D'autres histoires de Vernon à propos d'Houdini sont tout aussi amusantes et instructives. Un incident en particulier évoque le caractère d'Houdini. Frances Rockfeller King, un agent de change bien connu de New-York, partait en voyage de New-York en train. 

A ce moment-là, Harry Houdini écrivait régulièrement des articles pour le New York World. Il y avait un gentleman anglais de la haute société assis dans le train parcourant un journal. Alors que le train démarrait dans la gare, Mlle King remarqua un homme, dont la transpiration tombait goutte à goutte et avec le col relevé d'un côté, qui montait à bord. Cet homme était Harry Houdini, qui, selon Vernon, faisait peu de cas de son apparence et apparaissait toujours débraillé,  et ayant besoin de se raser. Houdini, l'arriviste, aperçu tMlle King, puis remarqua le gentleman en train de lire son journal. Sans prononcer un mot, il se dirigea vers lui et lui arracha le journal des mains. Puis il se dirigea vers Mlle King, et dit,

«  Mlle King, vous voyez, j'ai un article d'une page entière dans le journal. J'en ai un toute les semaines. »

Le gentleman, décontenancé par la conduite d'Houdini, se leva et dit, « Comment osez-vous, Monsieur, m'arracher des mains le journal ?  »

Houdini, pas le moins perturbé, répliqua : « Tout va bien, je suis Harry Houdini. »

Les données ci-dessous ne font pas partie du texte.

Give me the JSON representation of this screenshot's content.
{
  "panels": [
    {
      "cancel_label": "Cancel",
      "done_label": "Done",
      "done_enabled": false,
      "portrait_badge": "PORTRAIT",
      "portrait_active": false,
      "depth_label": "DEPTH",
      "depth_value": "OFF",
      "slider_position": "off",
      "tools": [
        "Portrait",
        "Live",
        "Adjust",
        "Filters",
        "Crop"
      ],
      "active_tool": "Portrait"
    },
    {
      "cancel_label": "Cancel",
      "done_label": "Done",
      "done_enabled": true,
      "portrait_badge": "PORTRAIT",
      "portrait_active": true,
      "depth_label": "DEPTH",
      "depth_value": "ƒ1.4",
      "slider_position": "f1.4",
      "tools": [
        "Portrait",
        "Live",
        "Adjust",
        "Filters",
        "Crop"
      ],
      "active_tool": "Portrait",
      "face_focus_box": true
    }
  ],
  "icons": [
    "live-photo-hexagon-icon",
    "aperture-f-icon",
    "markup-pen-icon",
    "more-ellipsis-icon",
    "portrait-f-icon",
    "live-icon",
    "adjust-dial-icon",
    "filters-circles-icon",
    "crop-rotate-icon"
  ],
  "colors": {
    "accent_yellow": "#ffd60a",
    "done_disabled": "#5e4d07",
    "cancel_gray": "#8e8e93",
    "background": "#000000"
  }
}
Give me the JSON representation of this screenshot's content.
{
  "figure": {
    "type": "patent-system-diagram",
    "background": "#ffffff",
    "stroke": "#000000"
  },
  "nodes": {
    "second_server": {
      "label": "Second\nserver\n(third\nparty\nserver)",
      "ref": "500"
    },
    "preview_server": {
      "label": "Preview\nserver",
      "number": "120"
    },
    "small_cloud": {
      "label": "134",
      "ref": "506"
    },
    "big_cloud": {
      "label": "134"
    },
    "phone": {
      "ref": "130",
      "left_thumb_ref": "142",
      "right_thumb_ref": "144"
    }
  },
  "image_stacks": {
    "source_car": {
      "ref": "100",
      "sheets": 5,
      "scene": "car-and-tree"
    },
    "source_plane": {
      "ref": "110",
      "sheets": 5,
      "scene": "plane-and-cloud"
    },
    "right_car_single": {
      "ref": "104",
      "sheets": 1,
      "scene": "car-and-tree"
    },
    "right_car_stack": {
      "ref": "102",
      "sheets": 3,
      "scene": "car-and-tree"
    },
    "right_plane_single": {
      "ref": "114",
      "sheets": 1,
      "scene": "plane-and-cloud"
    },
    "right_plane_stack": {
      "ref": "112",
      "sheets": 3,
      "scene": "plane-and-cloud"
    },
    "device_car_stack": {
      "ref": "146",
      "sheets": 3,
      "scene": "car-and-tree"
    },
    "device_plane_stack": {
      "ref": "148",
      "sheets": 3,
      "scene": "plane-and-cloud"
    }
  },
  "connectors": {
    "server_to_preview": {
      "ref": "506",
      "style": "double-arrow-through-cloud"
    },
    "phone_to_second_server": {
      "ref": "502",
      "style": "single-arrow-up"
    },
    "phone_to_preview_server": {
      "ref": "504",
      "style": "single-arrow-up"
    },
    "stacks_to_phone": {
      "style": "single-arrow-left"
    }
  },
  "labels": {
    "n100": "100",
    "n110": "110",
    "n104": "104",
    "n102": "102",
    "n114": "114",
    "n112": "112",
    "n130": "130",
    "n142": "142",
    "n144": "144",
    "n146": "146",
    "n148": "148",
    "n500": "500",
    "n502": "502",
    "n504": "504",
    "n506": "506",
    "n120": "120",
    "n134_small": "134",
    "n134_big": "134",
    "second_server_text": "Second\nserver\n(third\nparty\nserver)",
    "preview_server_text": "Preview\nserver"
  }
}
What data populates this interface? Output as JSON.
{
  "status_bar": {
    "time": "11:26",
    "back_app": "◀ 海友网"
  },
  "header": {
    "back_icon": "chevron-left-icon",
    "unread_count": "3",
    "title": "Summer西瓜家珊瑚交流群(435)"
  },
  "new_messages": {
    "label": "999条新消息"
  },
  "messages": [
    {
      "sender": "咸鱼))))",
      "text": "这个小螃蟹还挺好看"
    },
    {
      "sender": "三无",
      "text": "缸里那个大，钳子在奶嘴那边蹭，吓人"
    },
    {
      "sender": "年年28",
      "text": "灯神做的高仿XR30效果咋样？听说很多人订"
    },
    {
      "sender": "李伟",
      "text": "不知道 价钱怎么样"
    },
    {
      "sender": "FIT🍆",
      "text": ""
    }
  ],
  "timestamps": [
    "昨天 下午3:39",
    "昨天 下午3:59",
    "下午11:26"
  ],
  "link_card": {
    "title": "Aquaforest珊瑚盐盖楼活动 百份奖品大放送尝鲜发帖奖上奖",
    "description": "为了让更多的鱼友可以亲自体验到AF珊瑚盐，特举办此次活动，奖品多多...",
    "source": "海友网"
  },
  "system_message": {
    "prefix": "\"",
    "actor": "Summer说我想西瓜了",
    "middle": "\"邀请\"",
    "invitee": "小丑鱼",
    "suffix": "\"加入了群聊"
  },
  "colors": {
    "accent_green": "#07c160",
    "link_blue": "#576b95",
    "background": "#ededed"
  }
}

A cela, le gentleman riposta, « Je me moque de qui vous êtes, vous n'êtes qu'un voyou ignorant !   »



Un homme populaire ?


Selon Vernon, Houdini avait peu d'amis parmi ses confrères magiciens parce qu'il marchait continuellement sur les pieds des autres. Relativement à cela, Vernon nous a dit : 

« Je suis particulièrement partial parce que je ne me suis jamais mis en avant et n'aime pas être mis en avant. Je déteste l'idée de prendre le dernier siège lorsqu'il y a dix personnes qui le voudrait. Houdini était comme cela au plus haut degré. »

Tout artiste professionnel a besoin de publicité. Toutefois, Houdini était complètement obsédé par cela. Selon Vernon, le premier objectif d'Houdini était de se mettre tout le temps en avant.

Houdini dit une fois à Vernon :

« Si vous voulez réussir dans ce travail, il faut avoir son nom dans le journal tous les jours. Peu importe ce que cela dit, il faut juste l'avoir dans le journal d'une manière ou d'une autre.  »

Vernon nous dit qu' Houdini vivait certainement pour cela. A New-York s'il y avait un incendie, un coup de couteau dans la rue, ou un meurtre, Houdini se précipitait immédiatement à la police et disait,

« Officier, je suis Houdini, puis-je vous aider ? Je pourrai témoigner, j'ai tout vu !  »

Selon Vernon, il faisait cela uniquement parce qu'un coup de couteau dans la rue sur Broadway pouvait faire sensation, et souvent les gros titres le jour suivant affichaient « Houdini a été le témoin d'un personne poignardée ».



« CE N'EST PAS AMUSANT ! »


Apparemment, Houdini n'avait pas un grand sens de l'humour. Vernon relate l'incident qui eut lieu un soir à la réunion de la Society of American Magicians (L’Association des Magiciens Américains). Il y avait un important groupe rassemblé, y compris Houdini. Houdini proposa de montrer aux autres membres un nouveau tour, pour lequel il avait besoin d'une grande feuille cartonnée. Quelqu'un lui dit qu'il y avait un placard de toiles de peintures dans la pièce à côté, il s'y rendit alors et ouvrit le placard. Alors qu'il fouillait à l'intérieur, un des magiciens s'approcha tranquillement, referma la porte et la verrouilla.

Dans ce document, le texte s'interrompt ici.